Le cinquième et dernier étage, enfin, celui où je dors, est celui des Amis de Marcel Aymé. Tu y trouveras six chambres, chacune promesse d’un voyage au bout de nuit particulières, parfois plus belles que nos jours. Il y a ainsi la chambre de l’inénarrable Louis-Ferdinand Céline, collaborateur notoire, voisin et sulfureux ami de Marcel Aymé, avec lequel les relations étaient complexes, pour ne pas dire compliquées.
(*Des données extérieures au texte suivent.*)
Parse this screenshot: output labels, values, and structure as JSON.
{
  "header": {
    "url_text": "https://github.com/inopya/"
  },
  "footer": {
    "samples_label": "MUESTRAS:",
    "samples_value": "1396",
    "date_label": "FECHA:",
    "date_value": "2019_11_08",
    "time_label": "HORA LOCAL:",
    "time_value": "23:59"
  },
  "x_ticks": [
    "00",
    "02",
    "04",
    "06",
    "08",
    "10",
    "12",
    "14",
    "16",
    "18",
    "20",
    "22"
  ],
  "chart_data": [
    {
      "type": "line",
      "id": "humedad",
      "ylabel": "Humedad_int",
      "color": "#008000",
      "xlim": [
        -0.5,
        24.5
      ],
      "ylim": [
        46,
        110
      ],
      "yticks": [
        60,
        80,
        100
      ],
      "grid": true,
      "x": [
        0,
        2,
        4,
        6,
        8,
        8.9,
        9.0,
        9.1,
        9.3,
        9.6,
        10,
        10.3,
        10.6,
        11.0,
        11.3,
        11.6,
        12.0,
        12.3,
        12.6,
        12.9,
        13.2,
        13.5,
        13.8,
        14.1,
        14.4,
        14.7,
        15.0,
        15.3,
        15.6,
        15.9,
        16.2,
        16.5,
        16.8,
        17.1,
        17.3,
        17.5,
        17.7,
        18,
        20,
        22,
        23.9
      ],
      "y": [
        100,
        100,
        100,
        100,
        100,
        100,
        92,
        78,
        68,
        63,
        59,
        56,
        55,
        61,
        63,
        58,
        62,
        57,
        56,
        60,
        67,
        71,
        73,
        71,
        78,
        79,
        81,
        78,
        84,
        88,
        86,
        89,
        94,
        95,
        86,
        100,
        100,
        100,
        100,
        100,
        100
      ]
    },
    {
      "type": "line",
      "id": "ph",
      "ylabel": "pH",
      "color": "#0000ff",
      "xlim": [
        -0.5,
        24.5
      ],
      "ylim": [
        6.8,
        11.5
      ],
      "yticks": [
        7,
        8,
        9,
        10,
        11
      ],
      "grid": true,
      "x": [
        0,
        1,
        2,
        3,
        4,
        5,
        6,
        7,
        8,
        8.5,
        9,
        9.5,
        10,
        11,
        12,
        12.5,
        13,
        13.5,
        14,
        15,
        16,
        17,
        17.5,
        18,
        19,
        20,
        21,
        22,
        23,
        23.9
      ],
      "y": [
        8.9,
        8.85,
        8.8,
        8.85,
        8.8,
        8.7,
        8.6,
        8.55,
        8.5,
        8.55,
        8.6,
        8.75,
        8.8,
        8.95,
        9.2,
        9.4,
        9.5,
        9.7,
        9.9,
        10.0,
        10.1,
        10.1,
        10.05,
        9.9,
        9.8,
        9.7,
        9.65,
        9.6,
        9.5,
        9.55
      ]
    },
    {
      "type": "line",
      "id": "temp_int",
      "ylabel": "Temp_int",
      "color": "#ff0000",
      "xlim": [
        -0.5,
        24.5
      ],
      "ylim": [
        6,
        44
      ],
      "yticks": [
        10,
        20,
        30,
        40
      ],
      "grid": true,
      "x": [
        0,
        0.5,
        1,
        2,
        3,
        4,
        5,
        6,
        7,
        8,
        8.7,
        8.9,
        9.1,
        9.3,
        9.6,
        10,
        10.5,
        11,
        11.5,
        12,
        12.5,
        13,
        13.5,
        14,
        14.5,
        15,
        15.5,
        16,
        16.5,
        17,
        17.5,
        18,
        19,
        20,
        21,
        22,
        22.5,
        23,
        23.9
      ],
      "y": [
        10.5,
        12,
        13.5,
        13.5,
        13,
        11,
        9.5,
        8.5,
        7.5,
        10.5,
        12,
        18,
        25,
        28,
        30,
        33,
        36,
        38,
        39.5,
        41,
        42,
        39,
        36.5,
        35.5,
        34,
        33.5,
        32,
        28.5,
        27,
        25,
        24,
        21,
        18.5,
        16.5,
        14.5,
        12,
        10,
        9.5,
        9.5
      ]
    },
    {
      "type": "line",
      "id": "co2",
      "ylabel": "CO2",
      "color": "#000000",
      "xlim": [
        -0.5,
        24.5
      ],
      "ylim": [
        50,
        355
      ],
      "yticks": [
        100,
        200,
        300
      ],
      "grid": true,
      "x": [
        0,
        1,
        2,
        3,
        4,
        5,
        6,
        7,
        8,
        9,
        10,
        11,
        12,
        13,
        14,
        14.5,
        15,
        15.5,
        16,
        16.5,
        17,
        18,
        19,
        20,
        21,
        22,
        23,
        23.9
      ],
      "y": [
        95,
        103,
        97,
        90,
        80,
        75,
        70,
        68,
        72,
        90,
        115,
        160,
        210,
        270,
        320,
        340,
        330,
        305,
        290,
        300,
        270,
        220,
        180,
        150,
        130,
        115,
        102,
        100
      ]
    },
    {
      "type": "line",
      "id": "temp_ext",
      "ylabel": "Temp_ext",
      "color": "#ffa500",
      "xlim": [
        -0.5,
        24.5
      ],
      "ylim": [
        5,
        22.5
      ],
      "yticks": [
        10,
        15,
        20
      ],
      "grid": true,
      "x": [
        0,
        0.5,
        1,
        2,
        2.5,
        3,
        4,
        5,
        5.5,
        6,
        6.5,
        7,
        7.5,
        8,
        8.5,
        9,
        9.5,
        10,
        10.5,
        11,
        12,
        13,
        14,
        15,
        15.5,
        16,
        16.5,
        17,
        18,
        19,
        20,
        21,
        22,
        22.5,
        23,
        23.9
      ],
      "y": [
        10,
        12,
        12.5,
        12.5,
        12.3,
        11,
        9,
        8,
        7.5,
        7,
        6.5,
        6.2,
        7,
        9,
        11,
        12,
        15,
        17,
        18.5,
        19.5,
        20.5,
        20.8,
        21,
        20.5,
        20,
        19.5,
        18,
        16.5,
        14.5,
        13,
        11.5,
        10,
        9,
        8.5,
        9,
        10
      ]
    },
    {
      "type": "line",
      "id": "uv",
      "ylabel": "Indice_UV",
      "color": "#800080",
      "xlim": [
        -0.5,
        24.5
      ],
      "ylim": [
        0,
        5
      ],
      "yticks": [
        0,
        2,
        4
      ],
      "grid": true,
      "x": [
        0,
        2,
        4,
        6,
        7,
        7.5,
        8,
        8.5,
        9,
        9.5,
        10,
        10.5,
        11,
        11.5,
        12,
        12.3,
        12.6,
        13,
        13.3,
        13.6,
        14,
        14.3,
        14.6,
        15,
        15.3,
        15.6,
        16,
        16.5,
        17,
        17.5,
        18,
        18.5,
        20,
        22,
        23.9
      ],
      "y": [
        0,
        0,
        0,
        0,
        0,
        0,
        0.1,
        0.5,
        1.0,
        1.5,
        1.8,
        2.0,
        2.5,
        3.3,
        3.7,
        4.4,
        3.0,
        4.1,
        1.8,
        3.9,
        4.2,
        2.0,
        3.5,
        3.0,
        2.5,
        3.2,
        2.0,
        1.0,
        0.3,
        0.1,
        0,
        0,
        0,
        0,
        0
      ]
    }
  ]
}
Vient ensuite la chambre Jean Anouilh, dramaturge de renom, comme Marcel Aymé (t’ai-je parlé de Clérambard ou Lucienne et le boucher ?) Deux hussards se suivent ensuite, puisque l’on trouve les chambres Roger Nimier, écrivain touche-à-tout, tragiquement disparu, et Antoine Blondin sur lequel Marcel Aymé veillait discrètement. Vient ensuite la chambre Pierre Mac Orlan, écrivain prolifique qui vécut à Montmartre, et pour finir celle de Kléber Haedens, critique littéraire de premier ordre, injustement oublié de nos contemporains. Je ne peux donc que me réjouir d’un tel hommage !

 

Mon cher Rica, à défaut de prendre un train pour la Franche-Comté, j’espère t’avoir convaincu de me rejoindre à Paris, dans ce village à la magie intemporelle qu’est Montmartre ! Peut-être pourras-tu, comme moi, dormir à l’hôtel Marcel Aymé, et qui sait, peut-être acquérir le don d’ubiquité ? Tu y découvriras au moins un incroyable écrivain, parfois mal aimé par la critique, mais mâle aimé de son public !

De Paris, le 29 de la lune de Maharram, 2018.